In today’s age of shrinking budgets, a major advantage of the VNA is that centralized storage cuts costs.  Quite simply, enterprise-wide storage is less expensive than department-based archiving, due, in part, to an economy of scale in purchasing.  Naturally, a VNA also eliminates costs for expensive data replication in multiple siloed archives.  It also consolidates IT staffing and maintenance, paring down the departmental hours required.

Benefits of the Vendor Neutral Archive

The transition to a VNA realizes a full range of advantages that will enable care providers to:

  • CREATE ECONOMIES OF SCALE: Reduce the silos of clinical image data through implementation of a shared institutional infrastructure. This can reduce storage management costs—and improve data security (HIPAA compliance) by using standard IT policies and principles for managing enterprise data.
  • PROVIDE ENTERPRISE DATA MANAGEMENT POLICIES: Standardized enterprise data management rules greatly decrease storage costs and reduce or eliminate legal liabilities using institutional data purge policies or data tier policies (hardware/compression rules).
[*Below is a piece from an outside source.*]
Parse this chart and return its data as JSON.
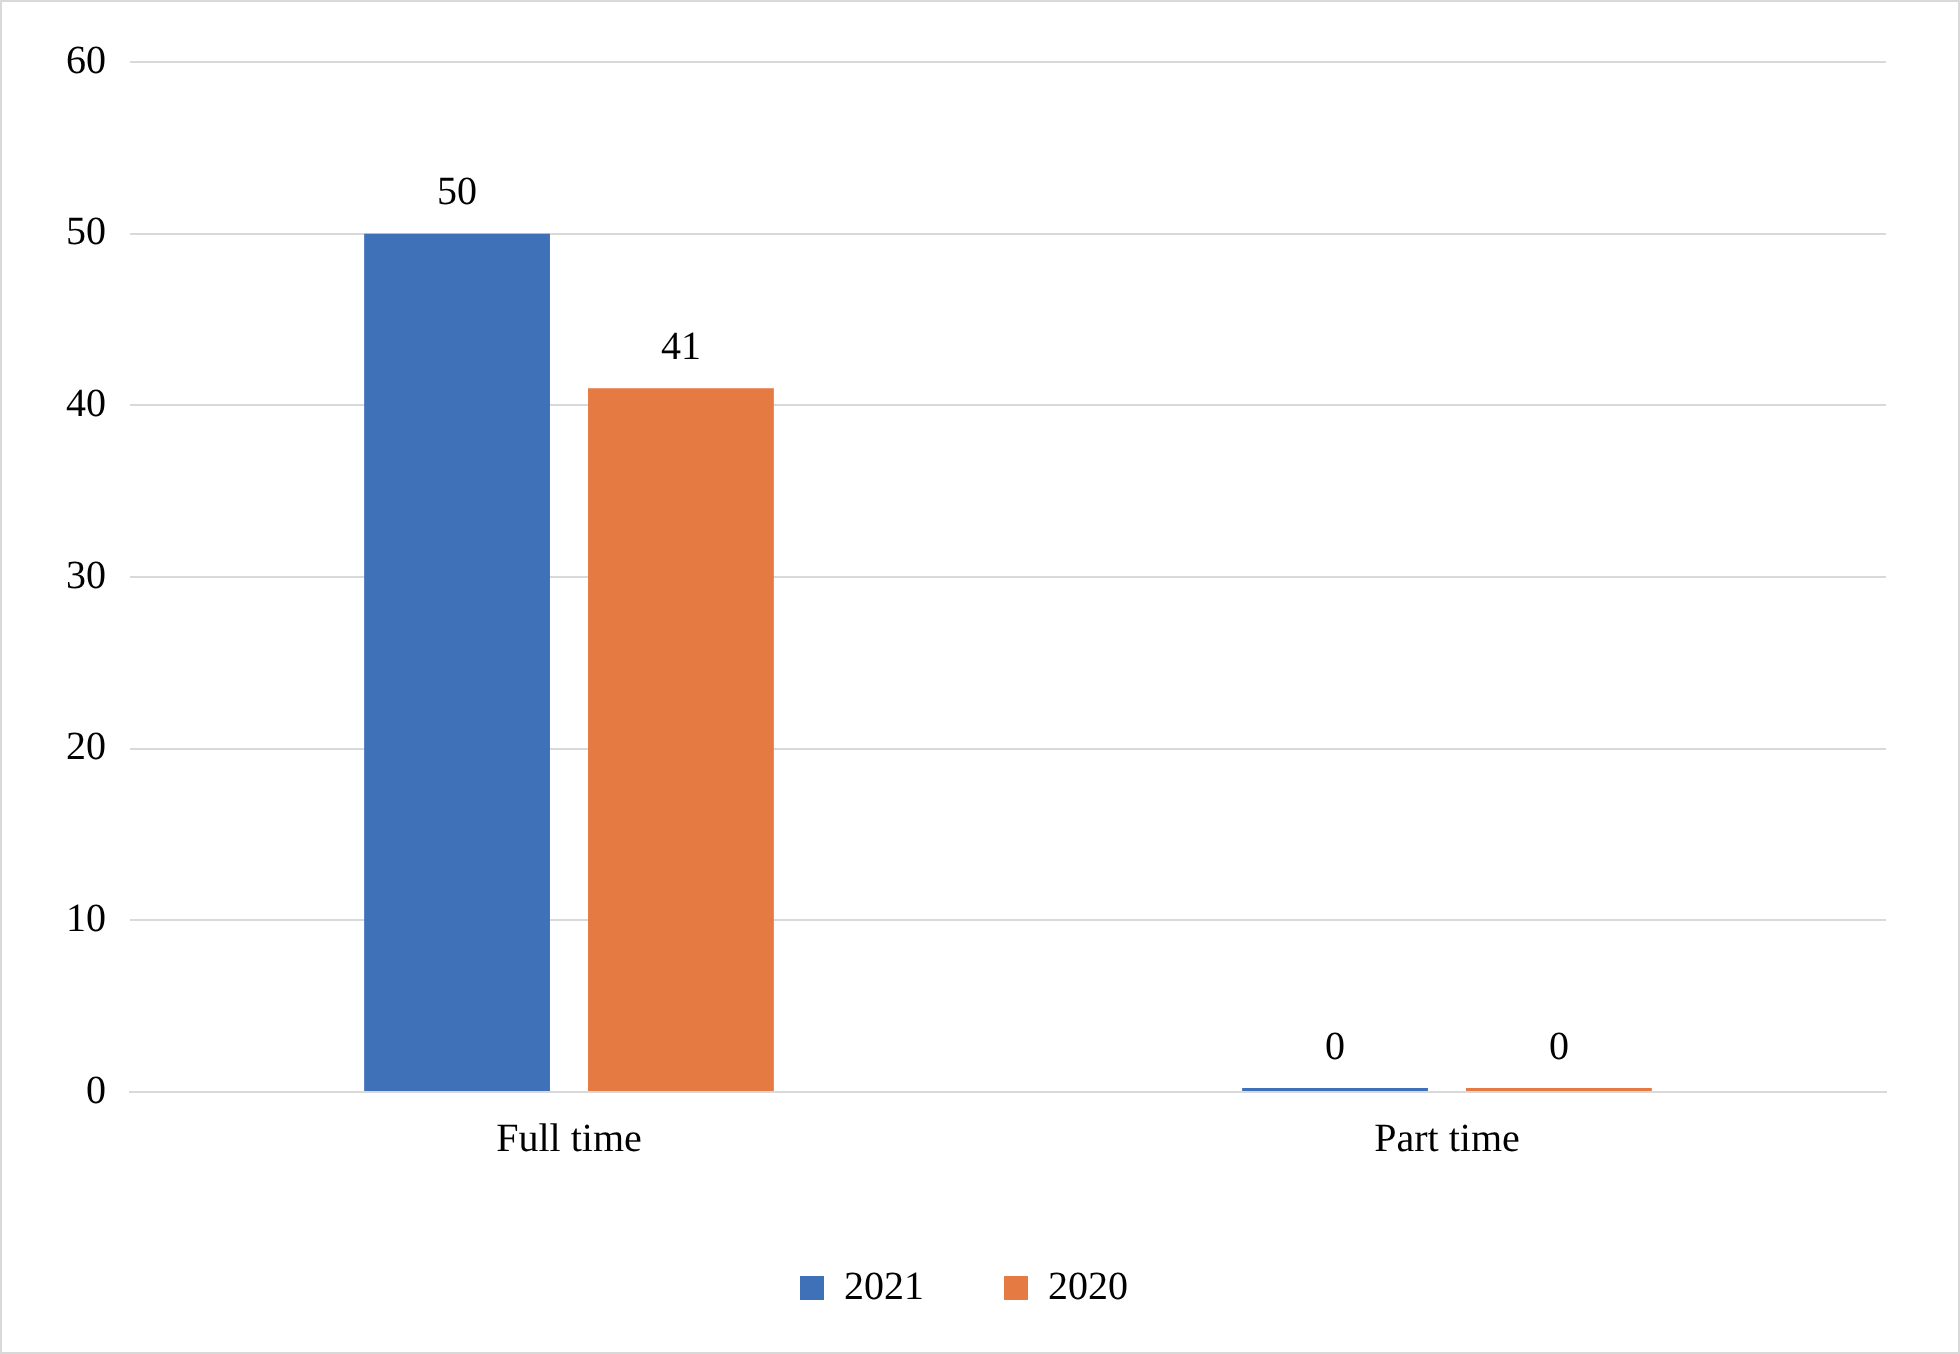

  • REDUCE INTERFACE COSTS: Using a shared archive platform to store clinical data and distribute it, IT management can reduce complex system interfaces to the EMR, enterprise information systems (EMPI, patient registration, etc.), and departmental information systems (RIS, CVIS, etc.) within the enterprise.
  • OPTIMIZE IT INFRASTRUCTURE OPTIONS: Allows IT to select best tools (PACS, workstation, etc.) for clinicians to meet job requirements. The VNA reduces difficulties involved in migrating large volumes of image studies. In addition, reducing vendor dependence can decrease new or replacement PACS expenditures by creating a more competitive bidding environment.
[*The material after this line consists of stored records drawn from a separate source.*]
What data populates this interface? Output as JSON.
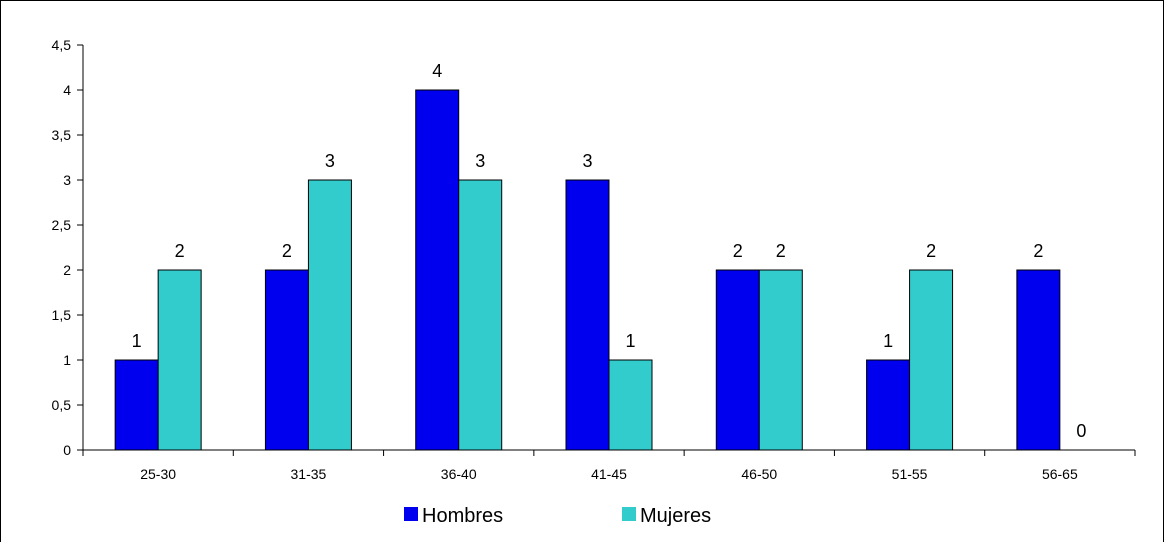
{
  "chart_data": {
    "type": "bar",
    "title": "",
    "xlabel": "",
    "ylabel": "",
    "categories": [
      "25-30",
      "31-35",
      "36-40",
      "41-45",
      "46-50",
      "51-55",
      "56-65"
    ],
    "series": [
      {
        "name": "Hombres",
        "values": [
          1,
          2,
          4,
          3,
          2,
          1,
          2
        ],
        "color": "#0000EE"
      },
      {
        "name": "Mujeres",
        "values": [
          2,
          3,
          3,
          1,
          2,
          2,
          0
        ],
        "color": "#33CCCC"
      }
    ],
    "ylim": [
      0,
      4.5
    ],
    "yticks": [
      "0",
      "0,5",
      "1",
      "1,5",
      "2",
      "2,5",
      "3",
      "3,5",
      "4",
      "4,5"
    ],
    "grid": false,
    "legend_position": "bottom"
  }
}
  • IMPROVE AVAILABILITY OF DATA: A centralized image archive allows for an easier and less expensive implementation of a highly available data storage management solution.
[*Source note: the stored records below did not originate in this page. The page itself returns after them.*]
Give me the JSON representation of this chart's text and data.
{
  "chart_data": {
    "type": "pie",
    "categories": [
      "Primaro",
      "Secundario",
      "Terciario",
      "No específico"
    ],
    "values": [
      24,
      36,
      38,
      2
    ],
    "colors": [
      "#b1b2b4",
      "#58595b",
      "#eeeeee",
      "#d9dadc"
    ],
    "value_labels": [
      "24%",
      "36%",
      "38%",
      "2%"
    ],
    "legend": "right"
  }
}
  • ENHANCE CLINICAL INFORMATION LIFECYCLE MANAGEMENT: Managing clinical data based on its clinical value over time in a tiered clinically-aware archive improves availability of information (via different QOS tiers) and reduces storage management costs (using intelligent compression or purging techniques).
  • IMPROVE PATIENT CARE: By simplifying the sharing of imaging studies and clinical content between PACS, departments, and facilities, clinicians can have access to additional relevant patient information. This, in turn, can positively affect clinical efficacies.
  • FACILITATE COMPLETION OF ELECTRONIC MEDICAL RECORD: Placing more information into an EMR context allows broader distribution of content to physicians and clinicians. This results in greater acceptance of the EMR by both physicians and allied staff.